This man who is presented as kind and loving, a healer who has deep affection for the hurting, a man who welcomes little children and blesses them—he dies? Not only that, but he’s killed? On a cross? After being beaten?

It is shocking.

Why, really, did Jesus have to die? Couldn’t he have fixed things without dying? He healed people with words and touch, so couldn’t he just fix the planet by speaking to it? Couldn’t Jesus fix broken leaders and systems by touching them? Why is his death the solution to sin?

For those of us who (usually) drive the speed limit, pay our taxes, vote, volunteer, and generally try to live on the right side of the law, the idea that someone would need to die for us—that someone else would need to die because we have messed up so badly—seems extreme. Surely if we all agree to try harder to be good, then Jesus doesn’t need to die. I mean, we aren’t really that bad, are we?

The apostle Paul disagrees: “All have sinned and fall short of the glory of God” (Rom. 3:23). That’s the standard. Not the speed limit. The standard is the glory of God.
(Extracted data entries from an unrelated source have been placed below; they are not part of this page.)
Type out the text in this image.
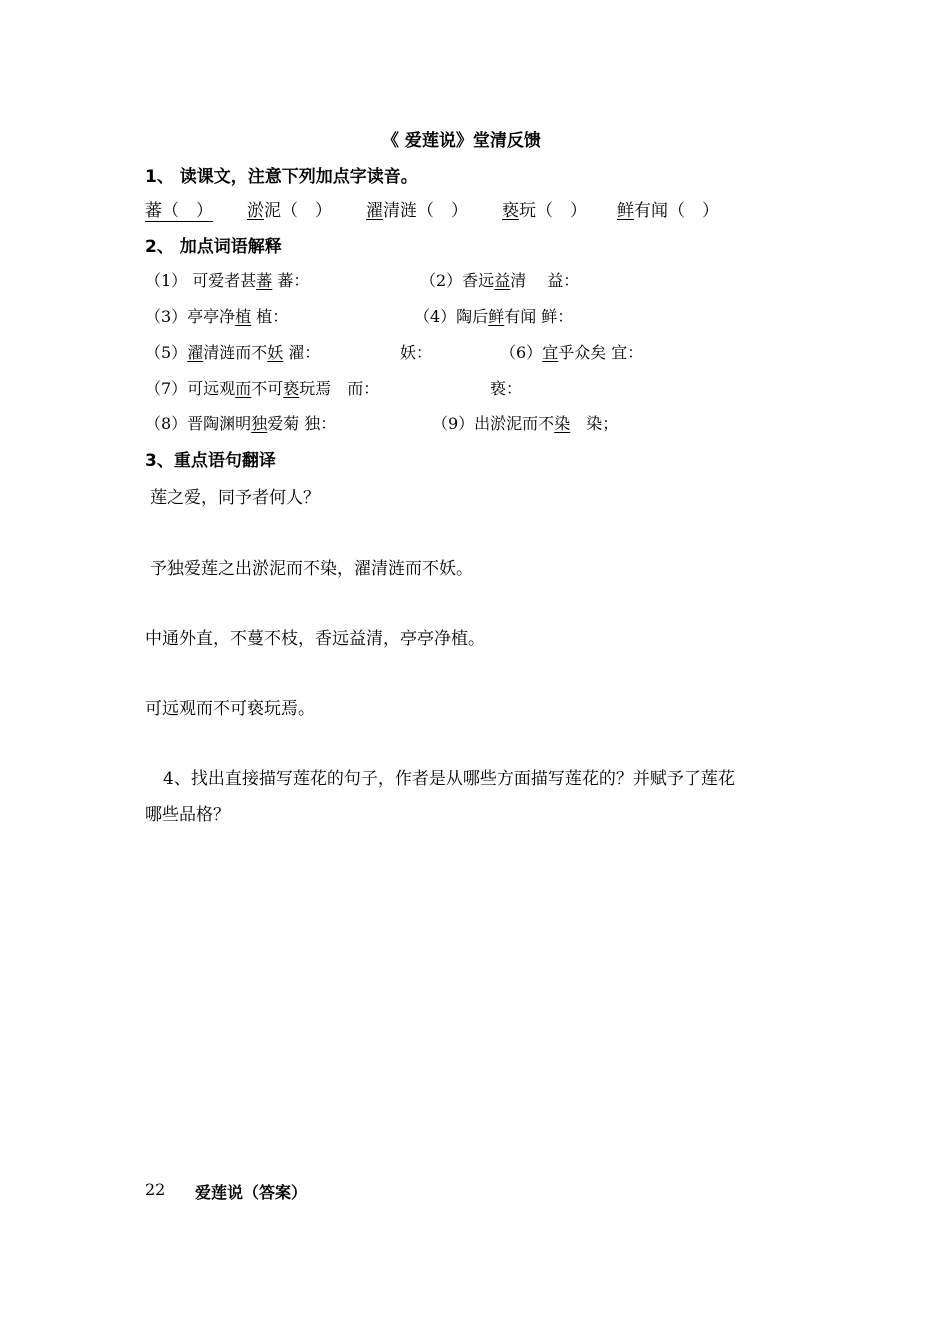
《 爱莲说》堂清反馈
1、 读课文，注意下列加点字读音。
蕃（　） 淤泥（　） 濯清涟（　） 亵玩（　） 鲜有闻（　）
2、 加点词语解释
（1） 可爱者甚蕃 蕃：	（2）香远益清　 益：
（3）亭亭净植 植：	（4）陶后鲜有闻 鲜：
（5）濯清涟而不妖 濯：	妖：	（6）宜乎众矣 宜：
（7）可远观而不可亵玩焉　而：	亵：
（8）晋陶渊明独爱菊 独：	（9）出淤泥而不染　染；
3、重点语句翻译
莲之爱，同予者何人？
予独爱莲之出淤泥而不染，濯清涟而不妖。
中通外直，不蔓不枝，香远益清，亭亭净植。
可远观而不可亵玩焉。
4、找出直接描写莲花的句子，作者是从哪些方面描写莲花的？并赋予了莲花
哪些品格？
22 爱莲说（答案）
If you know the story of Eden, you know that humans were offered a life lived in the presence of God. Our first parents turned down that offer and were ushered out of Eden, its entrance then guarded by cherubim (angels) with flaming swords. To get back to Eden, to get back to the glory of God, would mean going through those swords. It would mean death.

The only way back to Eden was through death.
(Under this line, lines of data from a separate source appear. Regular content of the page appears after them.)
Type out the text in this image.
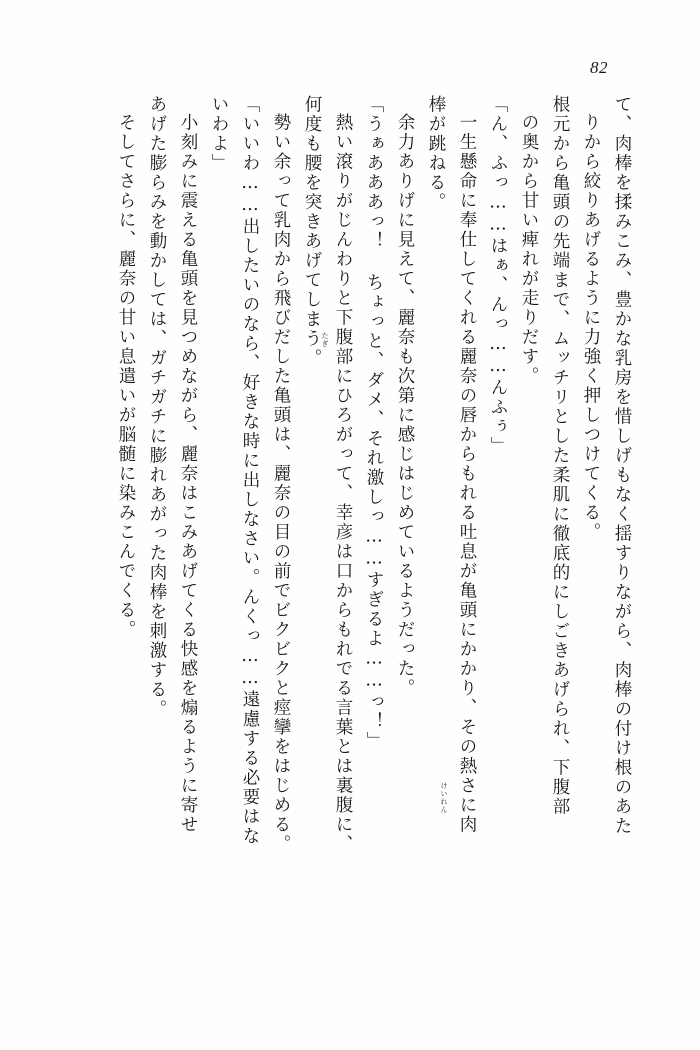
82
て、肉棒を揉みこみ、豊かな乳房を惜しげもなく揺すりながら、肉棒の付け根のあた
りから絞りあげるように力強く押しつけてくる。
根元から亀頭の先端まで、ムッチリとした柔肌に徹底的にしごきあげられ、下腹部
の奥から甘い痺れが走りだす。
「ん、ふっ……はぁ、んっ……んふぅ」
一生懸命に奉仕してくれる麗奈の唇からもれる吐息が亀頭にかかり、その熱さに肉
棒が跳ねる。
余力ありげに見えて、麗奈も次第に感じはじめているようだった。
「うぁあああっ！ ちょっと、ダメ、それ激しっ……すぎるよ……っ！」
熱い滾りがじんわりと下腹部にひろがって、幸彦は口からもれでる言葉とは裏腹に、
何度も腰を突きあげてしまう。
勢い余って乳肉から飛びだした亀頭は、麗奈の目の前でビクビクと痙攣をはじめる。
「いいわ……出したいのなら、好きな時に出しなさい。んくっ……遠慮する必要はな
いわよ」
小刻みに震える亀頭を見つめながら、麗奈はこみあげてくる快感を煽るように寄せ
あげた膨らみを動かしては、ガチガチに膨れあがった肉棒を刺激する。
そしてさらに、麗奈の甘い息遣いが脳髄に染みこんでくる。	たぎ
けいれん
In God’s mercy, God gave rituals to God’s people that allowed them access to God, but the access still came through death—the sacrifice of animals. Access was not possible without death, and that death often involved swords and flames.

Through generations of sacrifices, God was teaching God’s people that the only way to be made right, the only way to get back into Edenic fellowship with God, was through death. And humans can’t do it for themselves or for each other. A sinful person can’t die for another sinful person. One muddy person can’t clean off another muddy person. The mud just spreads.
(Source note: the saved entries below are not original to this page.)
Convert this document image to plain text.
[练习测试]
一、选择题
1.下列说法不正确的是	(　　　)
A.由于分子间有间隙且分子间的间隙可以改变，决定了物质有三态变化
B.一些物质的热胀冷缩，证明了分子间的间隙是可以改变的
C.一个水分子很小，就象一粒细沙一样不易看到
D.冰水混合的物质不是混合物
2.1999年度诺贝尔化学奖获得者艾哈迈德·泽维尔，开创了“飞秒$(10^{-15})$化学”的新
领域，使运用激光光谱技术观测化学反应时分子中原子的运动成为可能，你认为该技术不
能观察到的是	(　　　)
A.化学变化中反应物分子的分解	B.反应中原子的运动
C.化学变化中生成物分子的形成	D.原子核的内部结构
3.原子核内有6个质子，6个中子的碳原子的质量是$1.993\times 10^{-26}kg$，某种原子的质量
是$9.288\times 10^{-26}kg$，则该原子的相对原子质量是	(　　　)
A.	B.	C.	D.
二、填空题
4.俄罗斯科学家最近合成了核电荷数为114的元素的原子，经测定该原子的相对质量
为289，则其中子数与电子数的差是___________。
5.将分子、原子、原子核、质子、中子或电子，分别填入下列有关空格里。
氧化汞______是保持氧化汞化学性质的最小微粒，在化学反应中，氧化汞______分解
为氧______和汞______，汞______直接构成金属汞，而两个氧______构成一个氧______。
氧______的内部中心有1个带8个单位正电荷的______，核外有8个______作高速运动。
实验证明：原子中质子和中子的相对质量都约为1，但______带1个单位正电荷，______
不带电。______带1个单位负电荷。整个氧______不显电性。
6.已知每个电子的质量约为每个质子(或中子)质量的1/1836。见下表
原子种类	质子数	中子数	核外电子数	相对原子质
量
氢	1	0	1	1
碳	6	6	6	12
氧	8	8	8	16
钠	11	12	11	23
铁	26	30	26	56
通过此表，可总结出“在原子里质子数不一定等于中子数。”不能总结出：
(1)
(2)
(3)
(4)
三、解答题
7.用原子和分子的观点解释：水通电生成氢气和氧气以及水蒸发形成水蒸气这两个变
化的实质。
Instead, Jesus—the sinless Son of God—becomes sin for us, and when he dies, he goes through the ugliness of death to gain our entry back into the glory of God. As Paul explains it, “God made him [Jesus] who had no sin to be sin for us, so that in him we might become the righteousness of God” (2 Cor. 5:21).

My teacher friend was deeply moved by her student’s shock at Jesus’ death, and she was so glad she could say that Jesus’ death was not the end of his story. Death isn’t the end of our story either. Jesus’ death undoes death. The cherubim can stand down. Eden—and even God’s own self—are accessible once again. Thanks be to God.